Można więc powiedzieć, że ochrona klimatu powinna zdecydowanie awansować w strukturach organizacyjnych firm i być ważnym czynnikiem przy podejmowaniu decyzji biznesowych. Od tego w końcu zależy przyszłość całej planety.
Taksonomia UE na pomoc
Takie są zresztą globalne oczekiwania. Porozumienie paryskie, Agenda 2030 i Europejski Zielony Ład podnoszą znaczenie kwestii związanych ze zrównoważonym rozwojem. Zapisy tych dokumentów i zawarte w nich cele wymagają tym samym przekierowania kapitałów prywatnych na proklimatyczne i prośrodowiskowe inwestycje. W końcu jeśli Europa ma osiągnąć do 2050 roku neutralność klimatyczną, to niezbędne jest zaangażowanie wszystkich grup. Najważniejszym aktem prawnym, który reguluje ujawnianie informacji niefinansowych w Polsce jest znowelizowana ustawa o rachunkowości wprowadzająca do polskiego prawodawstwa Dyrektywę Parlamentu Europejskiego i Rady 2014/95/UE w sprawie ujawniania danych niefinansowych i informacji na temat różnorodności przez niektóre duże jednostki oraz grupy.

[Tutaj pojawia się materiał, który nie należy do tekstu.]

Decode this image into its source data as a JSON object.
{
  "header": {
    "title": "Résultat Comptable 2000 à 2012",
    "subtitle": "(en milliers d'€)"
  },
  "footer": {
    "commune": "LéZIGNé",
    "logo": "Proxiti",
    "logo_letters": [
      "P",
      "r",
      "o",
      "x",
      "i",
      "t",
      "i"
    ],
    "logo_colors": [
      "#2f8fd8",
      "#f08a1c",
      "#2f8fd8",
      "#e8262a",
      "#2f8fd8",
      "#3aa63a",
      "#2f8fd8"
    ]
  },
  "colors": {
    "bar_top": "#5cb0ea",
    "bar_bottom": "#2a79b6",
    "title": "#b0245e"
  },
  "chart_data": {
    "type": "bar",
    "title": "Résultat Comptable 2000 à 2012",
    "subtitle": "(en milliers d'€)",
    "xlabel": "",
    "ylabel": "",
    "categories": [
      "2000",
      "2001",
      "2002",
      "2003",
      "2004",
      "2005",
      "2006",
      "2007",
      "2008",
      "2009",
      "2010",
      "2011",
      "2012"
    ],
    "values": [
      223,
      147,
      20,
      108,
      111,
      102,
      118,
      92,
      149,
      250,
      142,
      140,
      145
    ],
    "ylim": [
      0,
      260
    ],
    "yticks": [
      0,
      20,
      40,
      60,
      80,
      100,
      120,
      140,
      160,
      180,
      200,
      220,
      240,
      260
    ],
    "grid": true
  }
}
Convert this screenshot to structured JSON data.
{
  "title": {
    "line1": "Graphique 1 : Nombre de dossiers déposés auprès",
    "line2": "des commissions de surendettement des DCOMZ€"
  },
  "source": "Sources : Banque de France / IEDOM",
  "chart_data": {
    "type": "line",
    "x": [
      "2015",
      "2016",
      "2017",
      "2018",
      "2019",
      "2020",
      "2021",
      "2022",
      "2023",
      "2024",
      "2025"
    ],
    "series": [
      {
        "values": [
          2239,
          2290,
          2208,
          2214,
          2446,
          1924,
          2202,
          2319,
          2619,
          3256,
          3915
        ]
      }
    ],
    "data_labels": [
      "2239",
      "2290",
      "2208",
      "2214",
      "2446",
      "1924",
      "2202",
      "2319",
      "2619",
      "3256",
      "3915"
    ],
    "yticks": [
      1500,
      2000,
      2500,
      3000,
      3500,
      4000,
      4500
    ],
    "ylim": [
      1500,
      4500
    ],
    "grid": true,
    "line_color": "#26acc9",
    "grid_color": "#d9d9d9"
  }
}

Banki, ubezpieczyciele i inwestorzy na podstawie danych zawartych w raportach ESG (Enviromental, Social, Governance) podejmują decyzje o tym, czy firma działa zgodnie z zasadami zrównoważonego rozwoju i opłaca się udzielić jej finansowania. W tym roku po raz piąty polskie spółki giełdowe mają obowiązek opublikowania raportów ESG.
Co ważne, tegoroczne raporty muszą zostać przygotowane z pomocą nowego narzędzia. To tzw. taksonomia UE, która jest potoczną nazwą dla rozporządzenia Parlamentu Europejskiego i Rady (UE) 2020/852 z dnia 18 czerwca 2020 r. w sprawie ustanowienia ram ułatwiających zrównoważone inwestycje.
Taksonomia UE to system jednolitej klasyfikacji działań na rzecz zrównoważonego rozwoju. Tym samym wprowadzenie ujednoliconych pojęć i jasnych kryteriów ma pomóc we wspólnym zrozumieniu tego, co uznawane jest za działanie „zrównoważone”. Ma to też wspierać przedsiębiorców w podejmowaniu świadomych decyzji inwestycyjnych na rzecz ochrony klimatu i środowiska. Spółki powinny bowiem w swoich raportach określić odsetek obrotu, inwestycji (CAPEX) i wydatków (OPEX) w danym roku względem aktywów lub procesów przyczyniających się do realizacji celów wyszczególnionych w taksonomii UE.
Nowe narzędzie, taksonomia UE, ma także ograniczyć zjawisko tzw. greenwashingu. Kiedy wszyscy będą mówić tym samym językiem, a te same kryteria będą dotyczyć wszystkich, będzie trudniej naginać rzeczywistość.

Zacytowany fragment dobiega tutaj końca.